We human beings are so egocentric.
By this I mean that I am a human being. And egocentric.
But once in a while we get a strong dose of reality.
By this I mean that once in a while I realize that I’m not quite as magnificent as I usually believe myself to be.
Oh, sometimes I feel that down deep I am still quite magnificent. I can’t help myself.
But oh those other times. When I see how foolish and incompetent I am.
Like when I write an important email with three major typos. Like when I burn the oatmeal. Like when I can’t find the pen I just put down.
This week when I was distracted in Yoga class by the woman in front of me, who kept doing every movement and pose on the wrong side. It was really upsetting my rhythm and I was beginning to feel quite un-yoga-like-annoyed. Until I realized that I was the one who was doing everything on the wrong side.
I know that some human beings are very hard on themselves.
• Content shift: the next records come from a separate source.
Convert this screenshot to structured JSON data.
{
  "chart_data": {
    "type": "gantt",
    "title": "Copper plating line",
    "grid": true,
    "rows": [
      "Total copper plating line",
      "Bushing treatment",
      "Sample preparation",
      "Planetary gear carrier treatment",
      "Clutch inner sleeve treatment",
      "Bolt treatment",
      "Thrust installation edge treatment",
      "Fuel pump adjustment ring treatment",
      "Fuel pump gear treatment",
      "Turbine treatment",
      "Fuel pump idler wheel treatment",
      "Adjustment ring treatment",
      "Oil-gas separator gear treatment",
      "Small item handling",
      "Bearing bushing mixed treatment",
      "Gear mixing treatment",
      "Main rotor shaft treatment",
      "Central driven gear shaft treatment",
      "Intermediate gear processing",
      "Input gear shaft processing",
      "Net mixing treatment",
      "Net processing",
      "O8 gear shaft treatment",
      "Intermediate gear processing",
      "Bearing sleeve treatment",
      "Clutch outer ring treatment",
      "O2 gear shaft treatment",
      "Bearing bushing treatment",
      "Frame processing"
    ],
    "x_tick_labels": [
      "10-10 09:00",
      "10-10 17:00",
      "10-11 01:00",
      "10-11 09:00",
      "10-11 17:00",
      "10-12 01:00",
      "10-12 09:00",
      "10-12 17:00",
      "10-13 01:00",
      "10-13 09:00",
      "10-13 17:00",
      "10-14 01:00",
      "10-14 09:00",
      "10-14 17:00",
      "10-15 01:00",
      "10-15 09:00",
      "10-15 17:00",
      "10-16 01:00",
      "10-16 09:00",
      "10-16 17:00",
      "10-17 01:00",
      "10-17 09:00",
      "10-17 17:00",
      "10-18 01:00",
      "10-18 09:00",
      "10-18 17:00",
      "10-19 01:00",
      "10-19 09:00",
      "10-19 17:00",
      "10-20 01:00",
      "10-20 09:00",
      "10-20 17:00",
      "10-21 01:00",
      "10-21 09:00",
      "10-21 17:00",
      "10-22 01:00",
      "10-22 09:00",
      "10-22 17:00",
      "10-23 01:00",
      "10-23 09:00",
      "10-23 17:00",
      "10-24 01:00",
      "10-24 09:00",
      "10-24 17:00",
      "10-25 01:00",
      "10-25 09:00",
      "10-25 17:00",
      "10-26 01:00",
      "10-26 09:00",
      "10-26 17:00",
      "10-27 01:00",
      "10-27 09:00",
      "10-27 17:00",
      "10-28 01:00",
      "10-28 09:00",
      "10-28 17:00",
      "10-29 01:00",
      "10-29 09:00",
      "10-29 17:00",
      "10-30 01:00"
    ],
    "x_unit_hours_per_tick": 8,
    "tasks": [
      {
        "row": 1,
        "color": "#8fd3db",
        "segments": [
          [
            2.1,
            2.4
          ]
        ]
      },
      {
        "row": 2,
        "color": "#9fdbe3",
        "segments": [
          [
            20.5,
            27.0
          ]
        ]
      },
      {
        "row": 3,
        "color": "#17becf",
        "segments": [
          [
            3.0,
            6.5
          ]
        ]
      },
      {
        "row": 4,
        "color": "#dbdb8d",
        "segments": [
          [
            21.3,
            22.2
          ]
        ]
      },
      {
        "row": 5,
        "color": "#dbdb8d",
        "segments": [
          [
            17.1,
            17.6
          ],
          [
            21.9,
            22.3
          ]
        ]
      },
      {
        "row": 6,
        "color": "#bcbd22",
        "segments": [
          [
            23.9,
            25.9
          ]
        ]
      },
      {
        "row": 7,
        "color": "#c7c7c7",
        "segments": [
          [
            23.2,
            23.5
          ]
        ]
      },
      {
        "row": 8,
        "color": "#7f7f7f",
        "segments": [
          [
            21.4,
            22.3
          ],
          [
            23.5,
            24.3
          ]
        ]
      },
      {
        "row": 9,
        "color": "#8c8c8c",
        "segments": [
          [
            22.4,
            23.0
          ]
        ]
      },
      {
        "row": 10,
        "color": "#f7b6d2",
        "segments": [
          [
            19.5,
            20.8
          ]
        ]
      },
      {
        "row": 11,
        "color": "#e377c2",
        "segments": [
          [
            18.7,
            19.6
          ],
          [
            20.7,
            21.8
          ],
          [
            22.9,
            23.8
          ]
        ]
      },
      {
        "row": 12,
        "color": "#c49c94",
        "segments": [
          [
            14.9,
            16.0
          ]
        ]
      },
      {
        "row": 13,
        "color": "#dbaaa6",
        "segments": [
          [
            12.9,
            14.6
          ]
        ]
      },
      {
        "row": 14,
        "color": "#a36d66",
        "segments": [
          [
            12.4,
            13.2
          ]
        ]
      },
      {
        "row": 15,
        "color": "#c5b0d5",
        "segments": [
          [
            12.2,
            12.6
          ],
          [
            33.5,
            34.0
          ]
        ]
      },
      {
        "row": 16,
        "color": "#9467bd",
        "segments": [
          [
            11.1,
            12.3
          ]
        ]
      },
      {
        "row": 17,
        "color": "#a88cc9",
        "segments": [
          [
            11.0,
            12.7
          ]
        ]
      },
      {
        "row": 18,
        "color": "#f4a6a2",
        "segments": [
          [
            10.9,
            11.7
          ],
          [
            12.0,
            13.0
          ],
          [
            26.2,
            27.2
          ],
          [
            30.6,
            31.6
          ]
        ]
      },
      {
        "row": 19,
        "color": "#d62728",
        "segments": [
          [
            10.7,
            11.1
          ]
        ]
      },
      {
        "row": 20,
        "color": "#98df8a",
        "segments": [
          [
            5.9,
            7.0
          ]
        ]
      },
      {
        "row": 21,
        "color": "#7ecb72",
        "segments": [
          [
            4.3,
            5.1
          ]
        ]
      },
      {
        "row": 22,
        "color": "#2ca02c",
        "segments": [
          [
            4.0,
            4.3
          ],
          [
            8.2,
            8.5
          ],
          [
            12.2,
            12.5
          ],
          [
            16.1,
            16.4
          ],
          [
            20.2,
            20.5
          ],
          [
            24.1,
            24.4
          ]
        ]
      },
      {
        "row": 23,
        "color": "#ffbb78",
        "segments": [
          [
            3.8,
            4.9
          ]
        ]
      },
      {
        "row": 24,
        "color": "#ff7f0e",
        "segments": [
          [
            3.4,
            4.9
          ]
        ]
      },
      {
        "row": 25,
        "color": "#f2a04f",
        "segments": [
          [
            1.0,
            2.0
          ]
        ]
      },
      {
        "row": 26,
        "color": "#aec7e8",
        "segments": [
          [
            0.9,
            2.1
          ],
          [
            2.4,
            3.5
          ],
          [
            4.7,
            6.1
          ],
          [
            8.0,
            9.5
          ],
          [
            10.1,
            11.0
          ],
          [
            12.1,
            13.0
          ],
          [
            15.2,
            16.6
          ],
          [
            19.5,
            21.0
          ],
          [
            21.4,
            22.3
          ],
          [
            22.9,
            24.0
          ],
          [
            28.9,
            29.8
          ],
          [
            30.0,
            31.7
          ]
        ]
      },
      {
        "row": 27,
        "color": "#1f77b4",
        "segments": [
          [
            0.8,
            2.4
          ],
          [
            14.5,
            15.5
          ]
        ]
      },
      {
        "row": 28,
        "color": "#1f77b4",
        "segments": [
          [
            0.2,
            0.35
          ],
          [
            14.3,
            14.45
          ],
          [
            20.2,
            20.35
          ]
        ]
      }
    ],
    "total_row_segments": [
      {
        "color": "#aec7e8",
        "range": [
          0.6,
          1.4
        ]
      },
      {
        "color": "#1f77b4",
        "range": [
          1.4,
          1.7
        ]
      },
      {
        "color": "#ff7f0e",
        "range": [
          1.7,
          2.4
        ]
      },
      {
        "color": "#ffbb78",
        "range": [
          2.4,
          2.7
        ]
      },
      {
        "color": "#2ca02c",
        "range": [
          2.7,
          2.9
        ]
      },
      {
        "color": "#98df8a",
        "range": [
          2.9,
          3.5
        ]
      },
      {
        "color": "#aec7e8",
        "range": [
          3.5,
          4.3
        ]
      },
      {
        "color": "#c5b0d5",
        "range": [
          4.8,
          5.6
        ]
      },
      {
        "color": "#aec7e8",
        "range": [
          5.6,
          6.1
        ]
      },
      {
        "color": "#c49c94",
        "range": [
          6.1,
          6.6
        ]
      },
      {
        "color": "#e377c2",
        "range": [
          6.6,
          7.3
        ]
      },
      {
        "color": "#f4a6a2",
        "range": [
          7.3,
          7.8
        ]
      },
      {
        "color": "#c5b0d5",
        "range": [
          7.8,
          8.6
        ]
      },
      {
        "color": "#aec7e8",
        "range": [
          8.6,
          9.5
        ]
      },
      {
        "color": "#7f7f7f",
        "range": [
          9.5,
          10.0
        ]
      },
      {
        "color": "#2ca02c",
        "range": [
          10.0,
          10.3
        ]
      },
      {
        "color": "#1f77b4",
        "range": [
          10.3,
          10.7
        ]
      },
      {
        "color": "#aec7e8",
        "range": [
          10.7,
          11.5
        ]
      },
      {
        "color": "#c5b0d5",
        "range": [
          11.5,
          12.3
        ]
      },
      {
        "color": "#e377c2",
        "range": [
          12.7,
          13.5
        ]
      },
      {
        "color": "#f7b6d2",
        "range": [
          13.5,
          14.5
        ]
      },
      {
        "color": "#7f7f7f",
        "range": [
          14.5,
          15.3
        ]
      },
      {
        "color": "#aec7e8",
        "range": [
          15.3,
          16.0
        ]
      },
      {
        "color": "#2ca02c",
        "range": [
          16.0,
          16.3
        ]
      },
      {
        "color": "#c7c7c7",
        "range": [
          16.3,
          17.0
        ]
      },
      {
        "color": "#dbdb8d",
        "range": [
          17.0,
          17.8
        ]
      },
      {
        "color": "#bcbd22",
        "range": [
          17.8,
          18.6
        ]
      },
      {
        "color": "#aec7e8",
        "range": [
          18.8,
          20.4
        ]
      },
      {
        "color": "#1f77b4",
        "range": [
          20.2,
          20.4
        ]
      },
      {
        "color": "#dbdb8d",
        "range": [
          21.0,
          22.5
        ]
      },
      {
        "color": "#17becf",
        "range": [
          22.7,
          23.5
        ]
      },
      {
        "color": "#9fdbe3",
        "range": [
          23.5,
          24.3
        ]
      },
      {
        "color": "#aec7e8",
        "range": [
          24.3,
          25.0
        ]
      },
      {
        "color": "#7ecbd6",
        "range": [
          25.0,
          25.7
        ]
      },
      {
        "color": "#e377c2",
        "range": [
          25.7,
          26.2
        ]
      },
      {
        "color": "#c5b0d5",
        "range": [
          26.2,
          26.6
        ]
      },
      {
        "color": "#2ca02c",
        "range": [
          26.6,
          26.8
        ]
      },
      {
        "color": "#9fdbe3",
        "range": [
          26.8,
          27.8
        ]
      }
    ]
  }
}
They dwell on their shortcomings and never feel like they are good enough.
Not me though. I am very understanding of myself. No one is more forgiving of me than me. I am good at laughing off my blunders. Excusing my worst faults. After all – underneath it all I know I am quite magnificent.
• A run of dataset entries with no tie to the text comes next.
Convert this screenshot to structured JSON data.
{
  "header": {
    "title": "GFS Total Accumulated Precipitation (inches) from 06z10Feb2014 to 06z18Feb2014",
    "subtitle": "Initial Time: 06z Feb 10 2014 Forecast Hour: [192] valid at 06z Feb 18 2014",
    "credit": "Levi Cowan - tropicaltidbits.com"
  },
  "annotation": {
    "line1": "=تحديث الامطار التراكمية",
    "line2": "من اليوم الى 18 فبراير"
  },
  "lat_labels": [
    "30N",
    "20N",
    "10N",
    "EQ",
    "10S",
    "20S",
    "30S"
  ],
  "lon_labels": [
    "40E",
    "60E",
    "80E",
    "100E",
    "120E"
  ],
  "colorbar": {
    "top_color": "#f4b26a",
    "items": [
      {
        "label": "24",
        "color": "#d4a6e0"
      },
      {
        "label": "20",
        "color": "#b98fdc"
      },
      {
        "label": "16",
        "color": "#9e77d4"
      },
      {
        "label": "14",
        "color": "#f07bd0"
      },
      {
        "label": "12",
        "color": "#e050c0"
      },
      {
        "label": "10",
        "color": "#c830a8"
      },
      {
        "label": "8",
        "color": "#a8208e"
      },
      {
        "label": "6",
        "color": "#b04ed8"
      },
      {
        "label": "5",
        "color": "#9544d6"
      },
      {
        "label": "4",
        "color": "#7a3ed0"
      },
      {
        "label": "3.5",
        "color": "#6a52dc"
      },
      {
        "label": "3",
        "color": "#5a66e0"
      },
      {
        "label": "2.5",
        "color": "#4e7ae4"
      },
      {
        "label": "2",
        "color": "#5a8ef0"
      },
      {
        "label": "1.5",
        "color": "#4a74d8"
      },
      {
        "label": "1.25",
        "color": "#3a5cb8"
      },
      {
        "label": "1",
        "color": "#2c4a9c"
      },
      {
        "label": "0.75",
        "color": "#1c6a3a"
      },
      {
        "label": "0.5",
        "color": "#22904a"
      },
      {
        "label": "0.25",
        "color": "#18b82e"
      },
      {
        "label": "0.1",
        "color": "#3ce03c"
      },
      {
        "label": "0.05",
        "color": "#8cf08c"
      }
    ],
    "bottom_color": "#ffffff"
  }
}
Which is why I need someone to remind me once in a while that I am as stupid as the next human being. Sometimes stupider.
And lately, it’s been non-humans that have reminded me of my all-too-human failings.
April the Giraffe.
That girl had her baby on her OWN schedule. She let human beings stare at computer-nothingness for two months. And then with complete composure, walked around with hooves sticking out of her backside for a couple of hours.
And just when my admiration for April was at its zenith, then came the baby. Holy shit, that baby rocked his own birthing. He wasn’t in any more of a hurry than his mom. Just lettin’ those hooves groove – like you’d put your finger in the air to test the wind. And then finally, finally – with April so mellow I don’t even think she bothered to push – he drops SIX FEET. SIX FEET! SIX FEET with a slurpy kerplunk. Newborn. SIX FOOT FALL. Holy crap – I thought he’d killed himself for sure. But nope. Less than forty minutes later, that tough little bugger stood up and walked around.
Just how cool would it be if human beings walked around an hour after being born? And how annoying. I think the only way mothers survive the first few months without a mental collapse is because when they put the baby down, it pretty much stays put. Imagine if every time you went to the bathroom, you then had to search your house to find where you newborn has wandered off to.
And me? Fifteen years of Yoga, and I can’t balance on one leg. Baby Giraffe: 40 minutes, strolling.
My husband took up riding this year, and with this new passion, he received several nice books about horses for Christmas. There’s one I especially like, filled with interesting factoids. One section is all about maturity. When a horse is five years old, its physical maturity could be compared to a 23-year-old human. Its mental maturity is equivalent to a 25-year-old human. Let that sink in a minute. Physically 23 and mentally 25. Mental maturity beyond its physical years. When I was 23, I had the mental maturity of a 15-year-old. Truly. I wrote poetry while I ate peanut butter from the jar. And I walked around all winter with a nail in my boot, wondering why my foot hurt.
My 16-year-old cat Stewart jumped three times his height to a counter to retrieve a catnip toy. I had hid it behind the clock radio to protect it from being eaten by the dog. Stewart the Cat did not see me hide it there. But he jumped up there and found it anyway. I cannot find my pen. I used it an hour ago.
And speaking of my dog, every human knows that dogs can hear much better than humans. They can hear frequencies we cannot. And they can hear at a distance that is four times the human capacity. When my dog Theo is out in the yard and it is time to come him, I call him. He doesn’t even lift an ear. So I yell louder. Yeah, that helps. I’m sure he couldn’t hear me the first time.
When I was in college I took a course in Beekeeping. I took a course in pretty much everything – because I liked school very much and didn’t really like the idea of graduating. I may be one of the only persons in the world who has college credits in Beekeeping AND Bookkeeping. I guess I am a Keeper. But back to bees. Did you know that when a scout bee finds a really good source of nectar, she goes back to the hive and does a complicated dance to tell her sisters all about it? A guy named Karl Von Frisch studied honeybees his whole life, and here I am, forty-six years after my Beekeeping course, with his fascinating research permanently etched into my head. (Which may be the only thing I remember from college – but that’s another story.) Anyway, the bee tells her sisters through an elaborate dance exactly where the treasure is, with directions and distance in the swing of her little bee hips. And the bees take ONLY as much fuel as they need to get there. Not in the meandering route that the original bee may have taken to find the food source, but in the EXACT amount to get there in a direct beeline – so to speak. Because they want to be exactly on empty when they reach the nectar – so they can bring home absolutely as much as possible, and are not weighed down by their own leftovers.
We had dinner for six this Easter Sunday. When my sister picked up the bowl of mashed potatoes she said:
“This is really heavy. How many potatoes did you cook?”